In 1934 he returned to Europe, and appeared as a comic mime performer in cabaret alongside such stars as Edith Piaf, Maurice Chevalier and Josephine Baker. He was performing in Paris at the start of the Second World War and - despite using his Jewish surname on contracts - began performing regularly in Berlin. By the 1940s, he was performing all over Occupied Europe and Scandinavia. His career took off during this time and he performed with the Folies Bergère, Paris, in the Berlin Wintergarten theatre, the Hippodrome, London and the Tivoli Gardens in Copenhagen.

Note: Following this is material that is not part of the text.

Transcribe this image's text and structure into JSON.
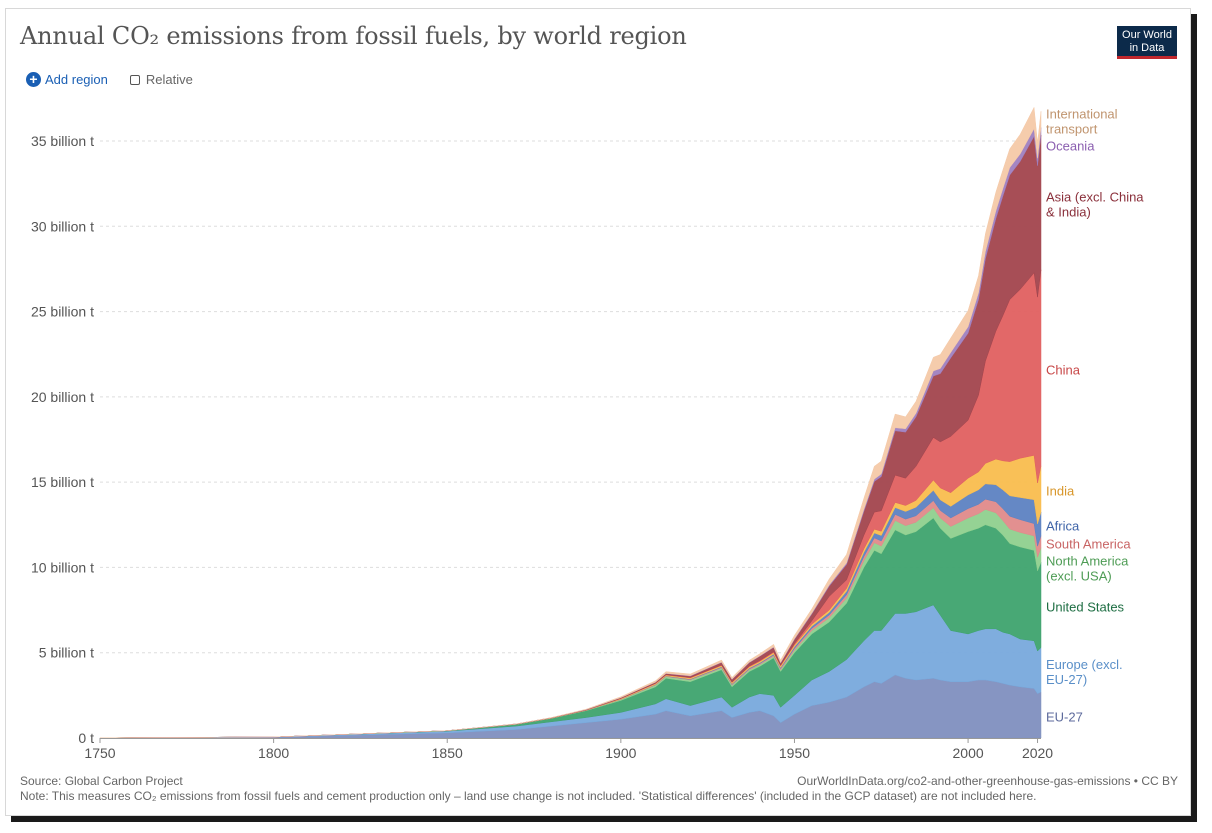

After the war, Vitch went on to perform his comedy shows in places as far off as South Africa and Australia. He appeared on TV and had guest appearances in several movies. In 1966 he retired from theater life and moved to Australia, where he died in 1986 at the age of 83.

==Documentary==
In 2015 work commenced on a documentary about Eddie Vitch's life, and the uncertainties over his wartime relationship with the authorities in Nazi Germany. The film, Vitch, directed by Sigal Bujman, was released in 2017 and was shown in major festivals and cinemas around the world.